Fin d’un moratoire sur les expulsions aux Etats-Unis : un "risque" que le scénario de la crise des subprimes "se répète", selon un historien
Les républicains se sont opposés au Congrès américain à la demande de Joe Biden de prolonger un moratoire sur les expulsions pour loyers impayés. Conséquence : des millions de familles pourraient être contraintes de quitter leur logement.
Des millions de familles américaines sont menacées d’expulsions, en pleine pandémie de Covid-19. Un moratoire sur les expulsions pour loyers impayés a expiré dans la nuit du samedi 31 juillet au dimanche 1er août. Au Congrès, les républicains se sont opposés à la demande de Joe Biden de le prolonger.
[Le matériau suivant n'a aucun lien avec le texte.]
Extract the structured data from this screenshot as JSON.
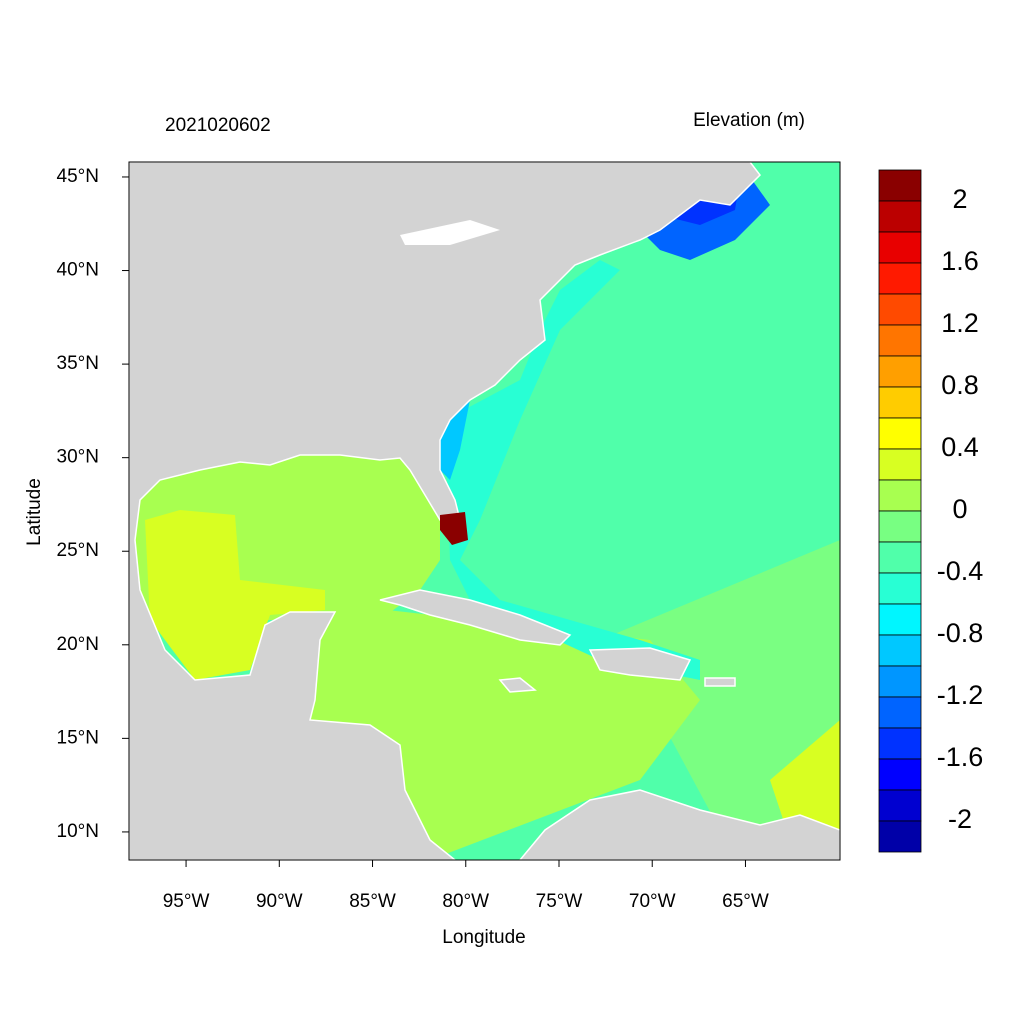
{
  "chart_data": {
    "type": "map",
    "title": "2021020602",
    "subtitle": "Elevation (m)",
    "xlabel": "Longitude",
    "ylabel": "Latitude",
    "xlim": [
      -98.06,
      -59.93
    ],
    "ylim": [
      8.5,
      45.8
    ],
    "xticks": [
      {
        "value": -95,
        "label": "95°W"
      },
      {
        "value": -90,
        "label": "90°W"
      },
      {
        "value": -85,
        "label": "85°W"
      },
      {
        "value": -80,
        "label": "80°W"
      },
      {
        "value": -75,
        "label": "75°W"
      },
      {
        "value": -70,
        "label": "70°W"
      },
      {
        "value": -65,
        "label": "65°W"
      }
    ],
    "yticks": [
      {
        "value": 45,
        "label": "45°N"
      },
      {
        "value": 40,
        "label": "40°N"
      },
      {
        "value": 35,
        "label": "35°N"
      },
      {
        "value": 30,
        "label": "30°N"
      },
      {
        "value": 25,
        "label": "25°N"
      },
      {
        "value": 20,
        "label": "20°N"
      },
      {
        "value": 15,
        "label": "15°N"
      },
      {
        "value": 10,
        "label": "10°N"
      }
    ],
    "colorbar": {
      "lim": [
        -2.2,
        2.2
      ],
      "colors": [
        "#8a0000",
        "#bb0000",
        "#e80000",
        "#ff1a00",
        "#ff4a00",
        "#ff7500",
        "#ff9f00",
        "#ffcc00",
        "#ffff00",
        "#d8ff22",
        "#a8ff50",
        "#78ff82",
        "#50ffaa",
        "#28ffd4",
        "#00f6ff",
        "#00c8ff",
        "#0096ff",
        "#0064ff",
        "#0032ff",
        "#0000ff",
        "#0000d0",
        "#0000a8"
      ],
      "ticks": [
        2,
        1.6,
        1.2,
        0.8,
        0.4,
        0,
        -0.4,
        -0.8,
        -1.2,
        -1.6,
        -2
      ]
    }
  }
}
Désormais, il y a ainsi un "risque" d’une nouvelle crise majeure du logement aux Etats-Unis, et que le "scénario" de la crise des subprimes "se répète", assure ce dimanche 1er août sur franceinfo Romain Huret, historien des Etats-Unis. Egalement directeur d'études à l’EHESS, l’Ecole des hautes études en sciences sociales, il ajoute que les femmes et notamment "les femmes noires" sont les principales concernées et estime que, malgré tout, Joe Biden "peut agir et le faire rapidement".
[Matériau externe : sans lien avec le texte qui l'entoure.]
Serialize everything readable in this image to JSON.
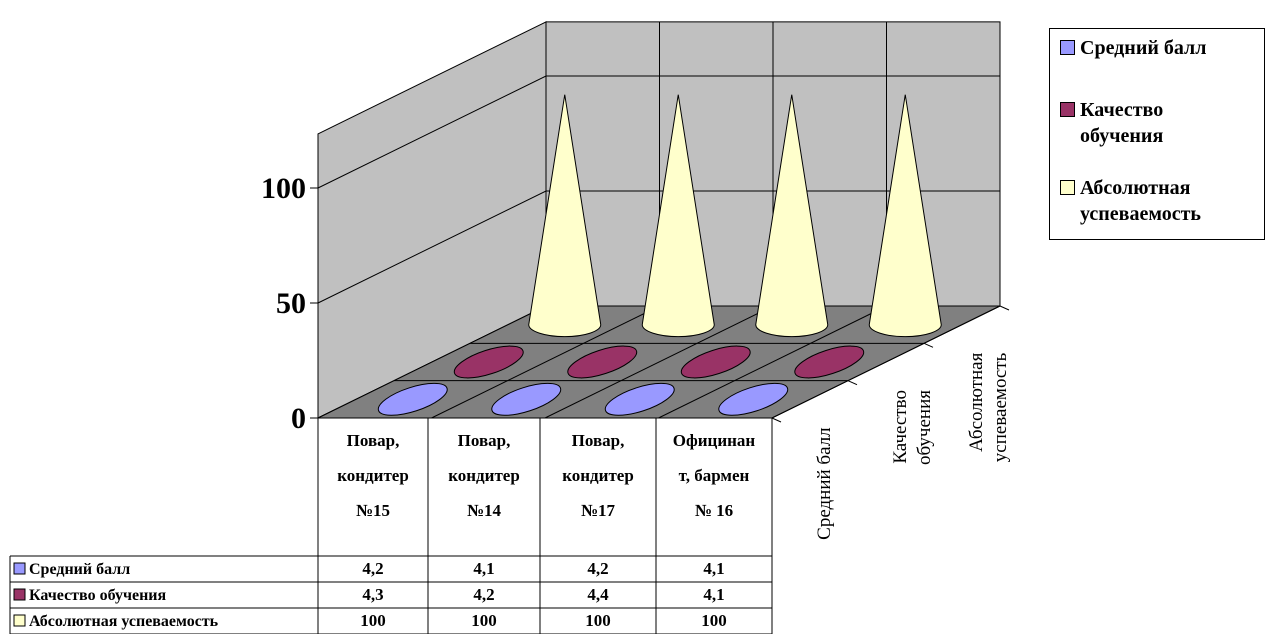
{
  "chart_data": {
    "type": "3d-cone",
    "categories": [
      "Повар, кондитер №15",
      "Повар, кондитер №14",
      "Повар, кондитер №17",
      "Официнант, бармен № 16"
    ],
    "category_lines": [
      [
        "Повар,",
        "кондитер",
        "№15"
      ],
      [
        "Повар,",
        "кондитер",
        "№14"
      ],
      [
        "Повар,",
        "кондитер",
        "№17"
      ],
      [
        "Официнан",
        "т, бармен",
        "№ 16"
      ]
    ],
    "series": [
      {
        "name": "Средний балл",
        "values": [
          4.2,
          4.1,
          4.2,
          4.1
        ],
        "labels": [
          "4,2",
          "4,1",
          "4,2",
          "4,1"
        ],
        "color": "#9999ff"
      },
      {
        "name": "Качество обучения",
        "values": [
          4.3,
          4.2,
          4.4,
          4.1
        ],
        "labels": [
          "4,3",
          "4,2",
          "4,4",
          "4,1"
        ],
        "color": "#993366"
      },
      {
        "name": "Абсолютная успеваемость",
        "values": [
          100,
          100,
          100,
          100
        ],
        "labels": [
          "100",
          "100",
          "100",
          "100"
        ],
        "color": "#ffffcc"
      }
    ],
    "depth_labels": [
      [
        "Средний балл"
      ],
      [
        "Качество",
        "обучения"
      ],
      [
        "Абсолютная",
        "успеваемость"
      ]
    ],
    "y_ticks": [
      "0",
      "50",
      "100"
    ],
    "ylim": [
      0,
      100
    ],
    "legend_position": "top-right",
    "data_table": true,
    "grid": true,
    "wall_color": "#c0c0c0",
    "floor_color": "#808080"
  },
  "legend": {
    "items": [
      {
        "lines": [
          "Средний балл"
        ],
        "color": "#9999ff"
      },
      {
        "lines": [
          "Качество",
          "обучения"
        ],
        "color": "#993366"
      },
      {
        "lines": [
          "Абсолютная",
          "успеваемость"
        ],
        "color": "#ffffcc"
      }
    ]
  }
}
franceinfo : Y a-t-il le risque d'une nouvelle crise majeure du logement aux Etats-Unis ?
Romain Huret : Oui, il y a un risque. La crise est déjà en place depuis plusieurs années. Beaucoup d'Américains ont du mal à payer leur loyer et se font donc expulser régulièrement. On se rappelle l'importance de la crise des subprimes, en 2007-2008, qui a mis beaucoup d'Américains dehors, les avait mis sur les routes. On risque d'avoir un scénario qui se répète, dans une situation totalement dramatique en raison de l'épidémie.
"Les Américains les plus concernés sont majoritairement les femmes et les femmes noires, qui ont beaucoup de mal à payer leur loyer et se retrouvent très souvent à la rue, souvent avec leurs enfants."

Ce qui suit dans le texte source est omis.